I contemporanei, anche se dotati di una sincera vena intrisa di ricordi e di immagini poetiche molto profonde e passionali, non hanno mai osato staccarsi da questa linea lessico-grammaticale. Pertanto, anche se la loro produzione è stata sempre apprezzata e sostenuta dalla critica locale, non si sono posti il problema di trascrivere il termolese rifacendosi ad una forma vernacolare codificata e corretta; in una parola: grammaticale”.
Pertanto, caro amico, quello che hai scritto non solo è di difficile attuazione, ma è impossibile e, credimi, anche inutile! Ma chi si metterebbe a scrivere in modo incomprensibile una poesia in vernacolo solo per “addetti ai lavori”? Solo uno che ha del tempo da perdere! Si, perché non sarebbe letto da nessuno altro. È già difficile avvicinarsi ad un brano poetico scritto in lingua, figuriamoci ad uno recitato con una difficile fonetica. La glottologa, alla quale va tutto il nostro rispetto culturale e il merito per la sua ricerca, non avrebbe séguito alcuno; ne’ con la categoria dei muratori né con quella dei contadini che, in verità, non ho compreso perché, secondo te, dovrebbero avere un lessico dialettale diverso. E allora, lo stesso varrebbe per i ferraioli e…i falegnami e…gli impiegati e… i dirigenti, ecc…

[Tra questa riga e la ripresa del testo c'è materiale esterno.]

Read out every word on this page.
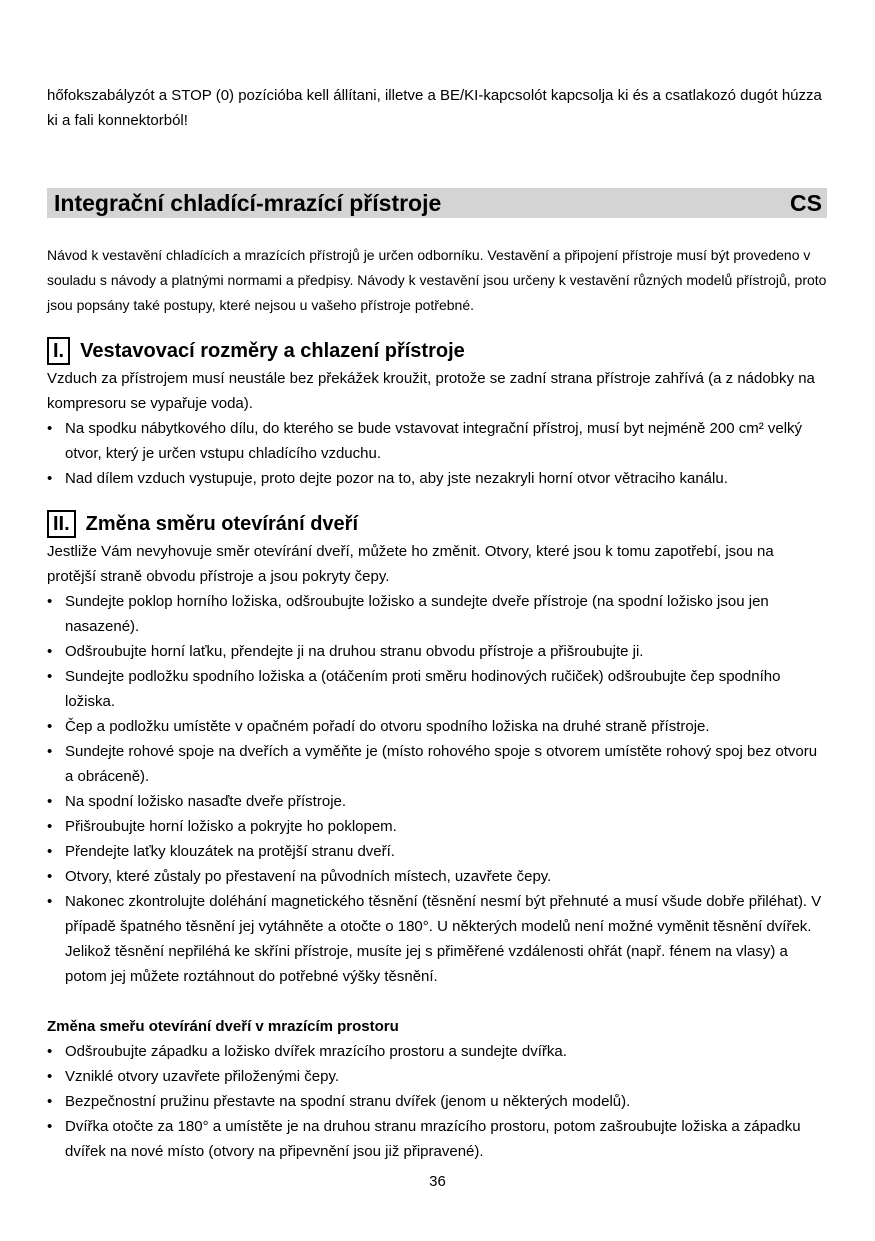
hőfokszabályzót a STOP (0) pozícióba kell állítani, illetve a BE/KI-kapcsolót kapcsolja ki és a csatlakozó dugót húzza ki a fali konnektorból!

Integrační chladící-mrazící přístroje	CS

Návod k vestavění chladících a mrazících přístrojů je určen odborníku. Vestavění a připojení přístroje musí být provedeno v souladu s návody a platnými normami a předpisy. Návody k vestavění jsou určeny k vestavění různých modelů přístrojů, proto jsou popsány také postupy, které nejsou u vašeho přístroje potřebné.

I. Vestavovací rozměry a chlazení přístroje

Vzduch za přístrojem musí neustále bez překážek kroužit, protože se zadní strana přístroje zahřívá (a z nádobky na kompresoru se vypařuje voda).

• Na spodku nábytkového dílu, do kterého se bude vstavovat integrační přístroj, musí byt nejméně 200 cm² velký otvor, který je určen vstupu chladícího vzduchu.
• Nad dílem vzduch vystupuje, proto dejte pozor na to, aby jste nezakryli horní otvor větraciho kanálu.
II. Změna směru otevírání dveří

Jestliže Vám nevyhovuje směr otevírání dveří, můžete ho změnit. Otvory, které jsou k tomu zapotřebí, jsou na protější straně obvodu přístroje a jsou pokryty čepy.

• Sundejte poklop horního ložiska, odšroubujte ložisko a sundejte dveře přístroje (na spodní ložisko jsou jen nasazené).
• Odšroubujte horní laťku, přendejte ji na druhou stranu obvodu přístroje a přišroubujte ji.
• Sundejte podložku spodního ložiska a (otáčením proti směru hodinových ručiček) odšroubujte čep spodního ložiska.
• Čep a podložku umístěte v opačném pořadí do otvoru spodního ložiska na druhé straně přístroje.
• Sundejte rohové spoje na dveřích a vyměňte je (místo rohového spoje s otvorem umístěte rohový spoj bez otvoru a obráceně).
• Na spodní ložisko nasaďte dveře přístroje.
• Přišroubujte horní ložisko a pokryjte ho poklopem.
• Přendejte laťky klouzátek na protější stranu dveří.
• Otvory, které zůstaly po přestavení na původních místech, uzavřete čepy.
• Nakonec zkontrolujte doléhání magnetického těsnění (těsnění nesmí být přehnuté a musí všude dobře přiléhat). V případě špatného těsnění jej vytáhněte a otočte o 180°. U některých modelů není možné vyměnit těsnění dvířek. Jelikož těsnění nepřiléhá ke skříni přístroje, musíte jej s přiměřené vzdálenosti ohřát (např. fénem na vlasy) a potom jej můžete roztáhnout do potřebné výšky těsnění.

Změna smeřu otevírání dveří v mrazícím prostoru

• Odšroubujte západku a ložisko dvířek mrazícího prostoru a sundejte dvířka.
• Vzniklé otvory uzavřete přiloženými čepy.
• Bezpečnostní pružinu přestavte na spodní stranu dvířek (jenom u některých modelů).
• Dvířka otočte za 180° a umístěte je na druhou stranu mrazícího prostoru, potom zašroubujte ložiska a západku dvířek na nové místo (otvory na připevnění jsou již připravené).
36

Mah! Siamo seri! I dialetti, non sono, non potranno e non dovranno “mai” diventare appannaggio esclusivo delle classi più colte, come tu affermi. Piuttosto il contrario! E cioè dei meno abbienti!

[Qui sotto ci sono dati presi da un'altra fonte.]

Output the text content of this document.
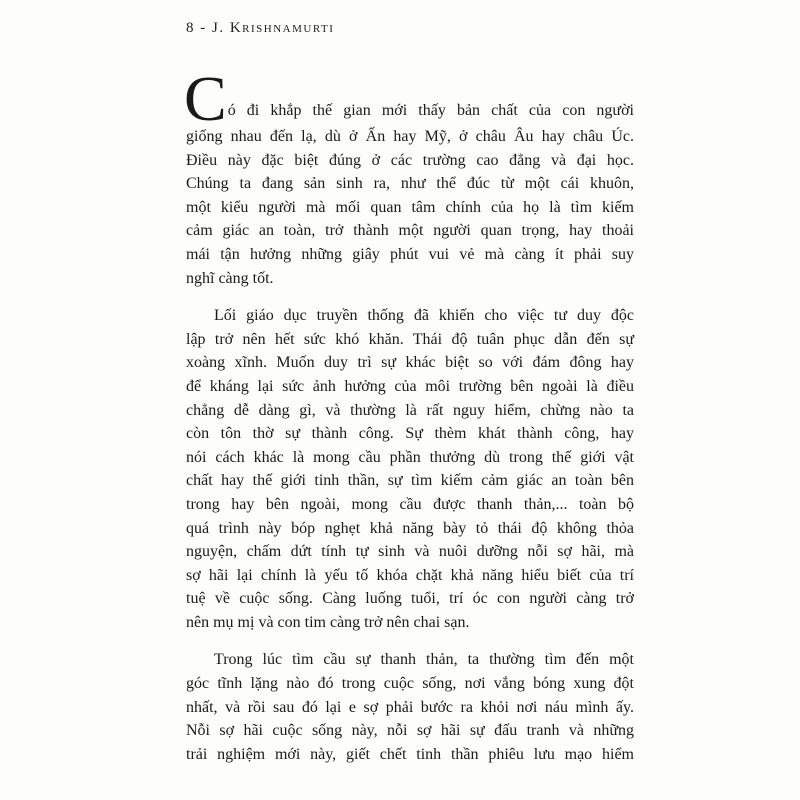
8 - J. Krishnamurti
C ó đi khắp thế gian mới thấy bản chất của con người
giống nhau đến lạ, dù ở Ấn hay Mỹ, ở châu Âu hay châu Úc.
Điều này đặc biệt đúng ở các trường cao đẳng và đại học.
Chúng ta đang sản sinh ra, như thể đúc từ một cái khuôn,
một kiểu người mà mối quan tâm chính của họ là tìm kiếm
cảm giác an toàn, trở thành một người quan trọng, hay thoải
mái tận hưởng những giây phút vui vẻ mà càng ít phải suy
nghĩ càng tốt.
Lối giáo dục truyền thống đã khiến cho việc tư duy độc
lập trở nên hết sức khó khăn. Thái độ tuân phục dẫn đến sự
xoàng xĩnh. Muốn duy trì sự khác biệt so với đám đông hay
để kháng lại sức ảnh hưởng của môi trường bên ngoài là điều
chẳng dễ dàng gì, và thường là rất nguy hiểm, chừng nào ta
còn tôn thờ sự thành công. Sự thèm khát thành công, hay
nói cách khác là mong cầu phần thưởng dù trong thế giới vật
chất hay thế giới tinh thần, sự tìm kiếm cảm giác an toàn bên
trong hay bên ngoài, mong cầu được thanh thản,... toàn bộ
quá trình này bóp nghẹt khả năng bày tỏ thái độ không thỏa
nguyện, chấm dứt tính tự sinh và nuôi dưỡng nỗi sợ hãi, mà
sợ hãi lại chính là yếu tố khóa chặt khả năng hiểu biết của trí
tuệ về cuộc sống. Càng luống tuổi, trí óc con người càng trở
nên mụ mị và con tim càng trở nên chai sạn.
Trong lúc tìm cầu sự thanh thản, ta thường tìm đến một
góc tĩnh lặng nào đó trong cuộc sống, nơi vắng bóng xung đột
nhất, và rồi sau đó lại e sợ phải bước ra khỏi nơi náu mình ấy.
Nỗi sợ hãi cuộc sống này, nỗi sợ hãi sự đấu tranh và những
trải nghiệm mới này, giết chết tinh thần phiêu lưu mạo hiểm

I primi tempi, a chi scriveva in vernacolo, suggerivo di non saltare tutte le vocali. A chi traduceva la parola “pane” con “ pn ”, indicavo le regole fondamentali: che almeno la “e” senza accento nel corpo o alla fine del vocabolo si considerassero “mute”, come in francese. Bacchettavo così, quelli che per forza volevano esprimersi in vernacolo. Oggi sono diventato più tollerante. Ritengo più importante – per i fruitori dilettanti del vernacolo – la “pronuncia” – che è quella che più ci identifica – non la “grammatica”.
È lungo, molto lungo il percorso, amico caro e irto di difficoltà. Io l’ho iniziato tanto tempo fa. Ho letto, mi sono documentato, aggiornato…e poi ho scritto! Anni fa proposi all’assessore alla cultura May, una tavola rotonda per discuterne. Sembrò molto entusiasta…ma non se ne fece più niente; come accade di sovente in politica (sic!). Se riesci ad organizzare qualcosa d’interessante tienimi aggiornato: SARÓ PRESENTE!
Con la solita affettuosa amicizia e stima di sempre.